Senators Jeanne Shaheen (D-NH), Susan Collins (R-ME) and Sheldon Whitehouse (D-RI) have introduced bipartisan legislation to prohibit discrimination against LGBT people from serving on juries in federal courts, the Human Rights Campaign reports.
The bill, the Jury Access for Capable Citizens and Equality in Service Selection (ACCESS) Act of 2012, would prohibit attorneys from excluding potential federal jurors based on their sexual orientation or gender identity.
In 2000, a California prosecutor asked for the removal of Christopher Lewis, an African-American potential juror described by the trial judge as a “man dressed as a woman,” arguing:
“I believe that people who are either transsexuals or transvestites — I don’t know what the proper term is — traditionally are more liberal-minded thinking people, tend to associate more with the defendants because, obviously, they have been either ridiculed before or are feeling in a position of being in a microscope all the time and are outcasts which lends themselves to associating more with the defendant.”

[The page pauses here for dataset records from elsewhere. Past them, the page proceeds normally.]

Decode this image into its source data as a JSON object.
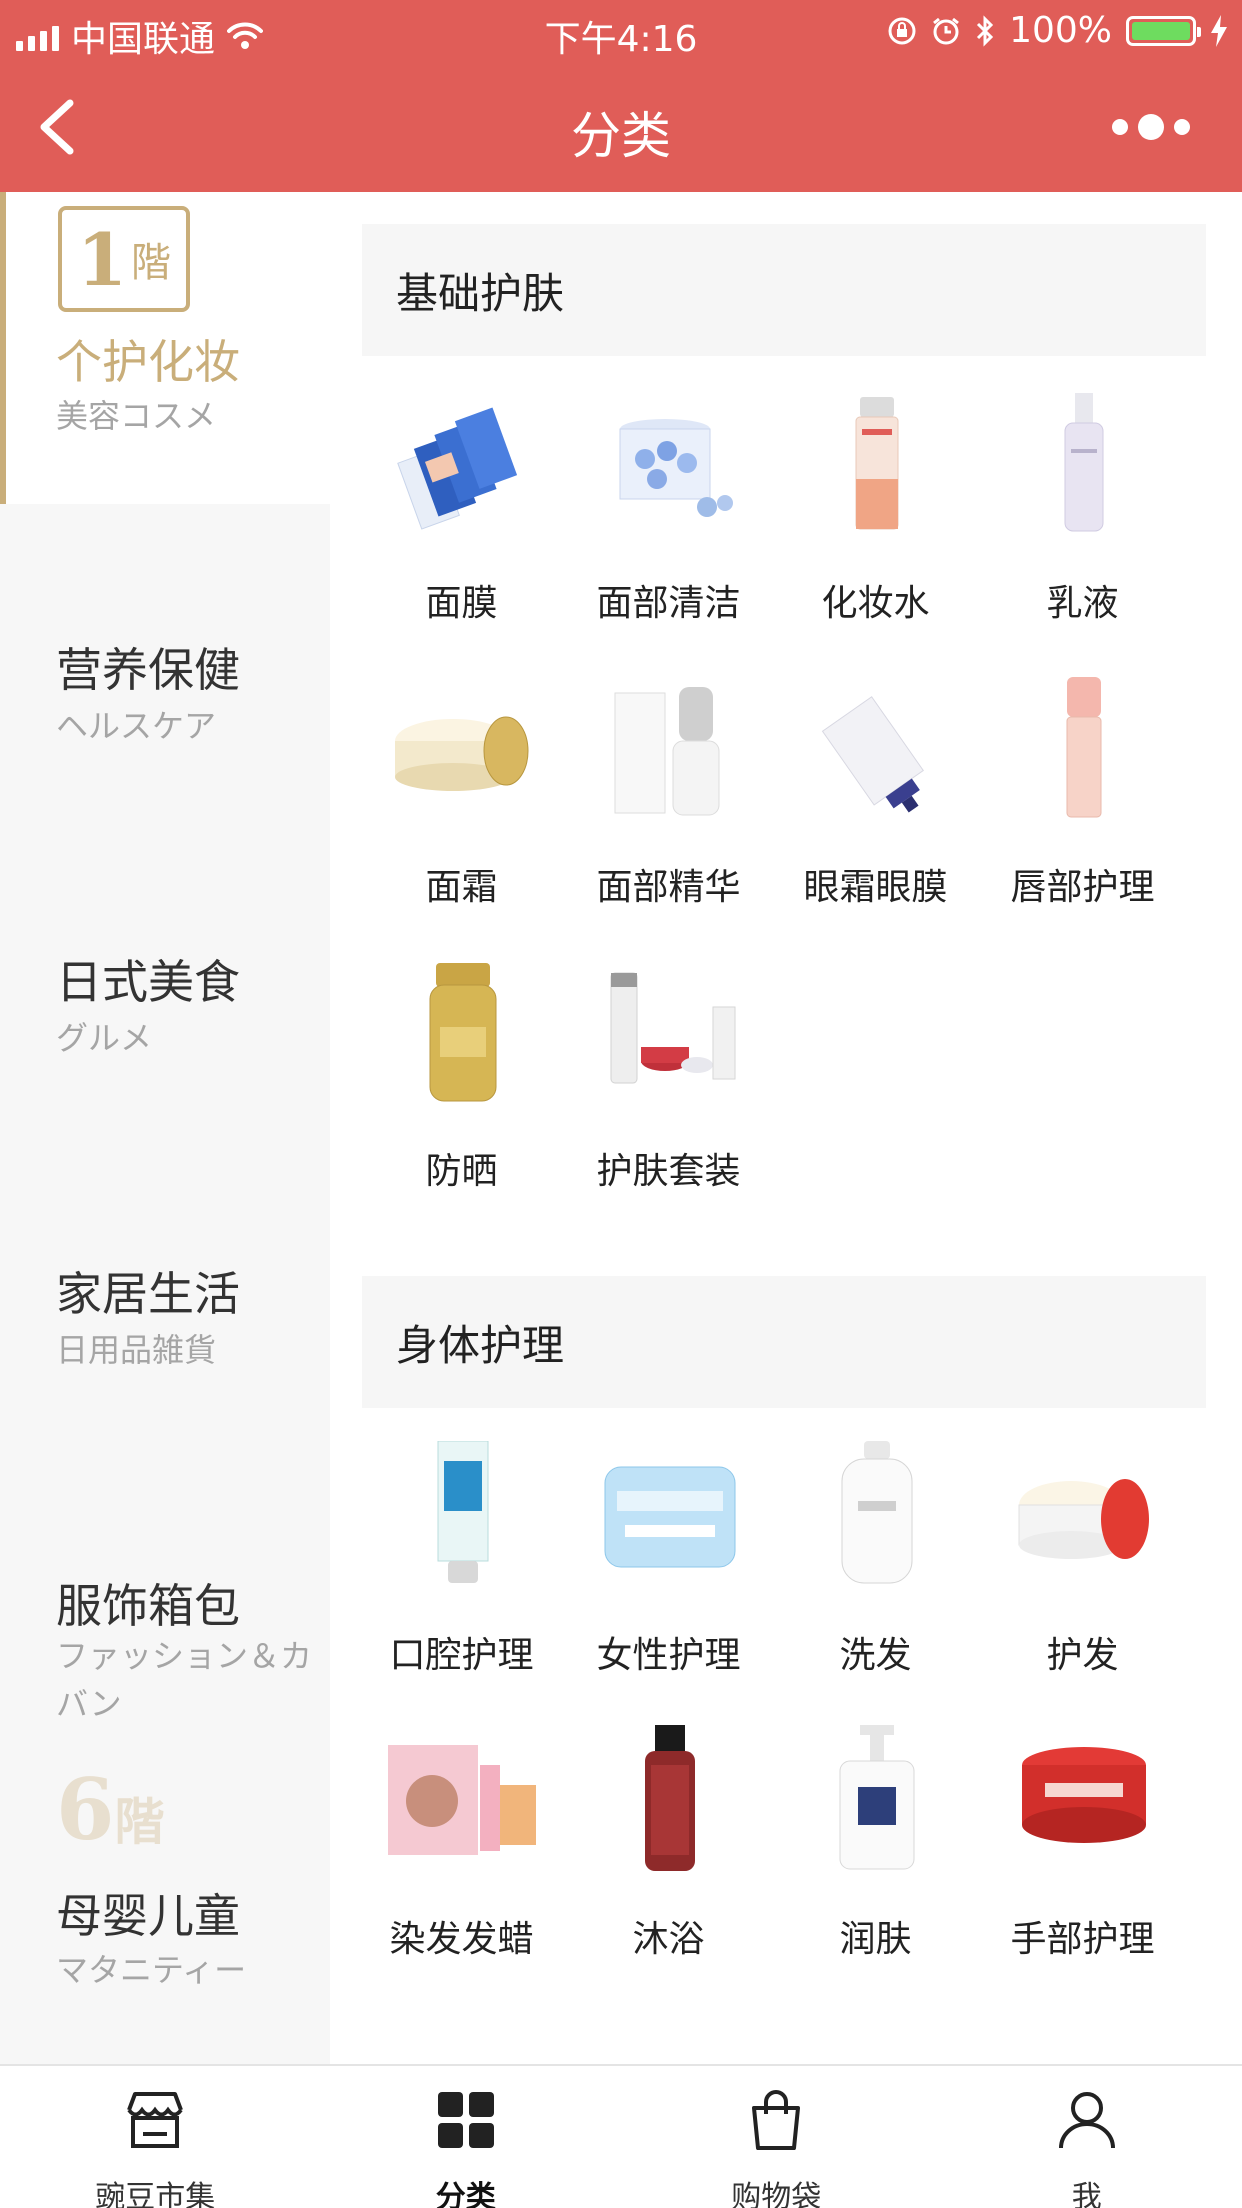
{
  "status_bar": {
    "carrier": "中国联通",
    "time": "下午4:16",
    "battery": "100%",
    "battery_level": 1.0,
    "battery_color": "#6edc5f"
  },
  "nav": {
    "title": "分类",
    "back_icon": "chevron-left-icon",
    "more_icon": "more-dots-icon"
  },
  "colors": {
    "brand": "#e05d58",
    "gold": "#c9ae7a"
  },
  "sidebar": {
    "floor_top": {
      "num": "1",
      "kai": "階"
    },
    "floor_ghost": {
      "num": "6",
      "kai": "階"
    },
    "items": [
      {
        "title": "个护化妆",
        "sub": "美容コスメ",
        "active": true
      },
      {
        "title": "营养保健",
        "sub": "ヘルスケア"
      },
      {
        "title": "日式美食",
        "sub": "グルメ"
      },
      {
        "title": "家居生活",
        "sub": "日用品雑貨"
      },
      {
        "title": "服饰箱包",
        "sub": "ファッション＆カバン"
      },
      {
        "title": "母婴儿童",
        "sub": "マタニティー"
      }
    ]
  },
  "sections": [
    {
      "title": "基础护肤",
      "items": [
        {
          "label": "面膜",
          "icon": "face-mask-icon"
        },
        {
          "label": "面部清洁",
          "icon": "cleansing-icon"
        },
        {
          "label": "化妆水",
          "icon": "toner-bottle-icon"
        },
        {
          "label": "乳液",
          "icon": "lotion-bottle-icon"
        },
        {
          "label": "面霜",
          "icon": "cream-jar-icon"
        },
        {
          "label": "面部精华",
          "icon": "serum-icon"
        },
        {
          "label": "眼霜眼膜",
          "icon": "eye-cream-tube-icon"
        },
        {
          "label": "唇部护理",
          "icon": "lip-balm-icon"
        },
        {
          "label": "防晒",
          "icon": "sunscreen-icon"
        },
        {
          "label": "护肤套装",
          "icon": "skincare-set-icon"
        }
      ]
    },
    {
      "title": "身体护理",
      "items": [
        {
          "label": "口腔护理",
          "icon": "toothpaste-icon"
        },
        {
          "label": "女性护理",
          "icon": "sanitary-pad-icon"
        },
        {
          "label": "洗发",
          "icon": "shampoo-bottle-icon"
        },
        {
          "label": "护发",
          "icon": "hair-mask-jar-icon"
        },
        {
          "label": "染发发蜡",
          "icon": "hair-dye-icon"
        },
        {
          "label": "沐浴",
          "icon": "body-wash-icon"
        },
        {
          "label": "润肤",
          "icon": "body-lotion-pump-icon"
        },
        {
          "label": "手部护理",
          "icon": "hand-cream-icon"
        }
      ]
    }
  ],
  "tabbar": [
    {
      "label": "豌豆市集",
      "icon": "store-icon"
    },
    {
      "label": "分类",
      "icon": "grid-icon",
      "active": true
    },
    {
      "label": "购物袋",
      "icon": "shopping-bag-icon"
    },
    {
      "label": "我",
      "icon": "person-icon"
    }
  ]
}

Aside from setting a record for most insensitive and ignorant insults in the span of one sentence, the prosecutor’s argument was upheld in a federal court in 2005 as “no federal law” prevents attorneys from removing “cross-dressers or transvestites” from juries. Though California has since passed legislation banning jury discrimination based on sexual orientation, most states have not.
“Discriminating against a potential juror because of sexual orientation or gender identity is unacceptable, and it should not be tolerated. Our country is founded on principles of inclusion and acceptance and the jury selection process should be no different,” said Senator Shaheen upon introducing the bill. A similar bill, Jury Non-Discrimination Act of 2012, was introduced in the House of Representatives in May by Congressman Steve Rothman (D-NJ).
So, maybe soon, nothing will stop you from serving jury duty…try to contain your excitement.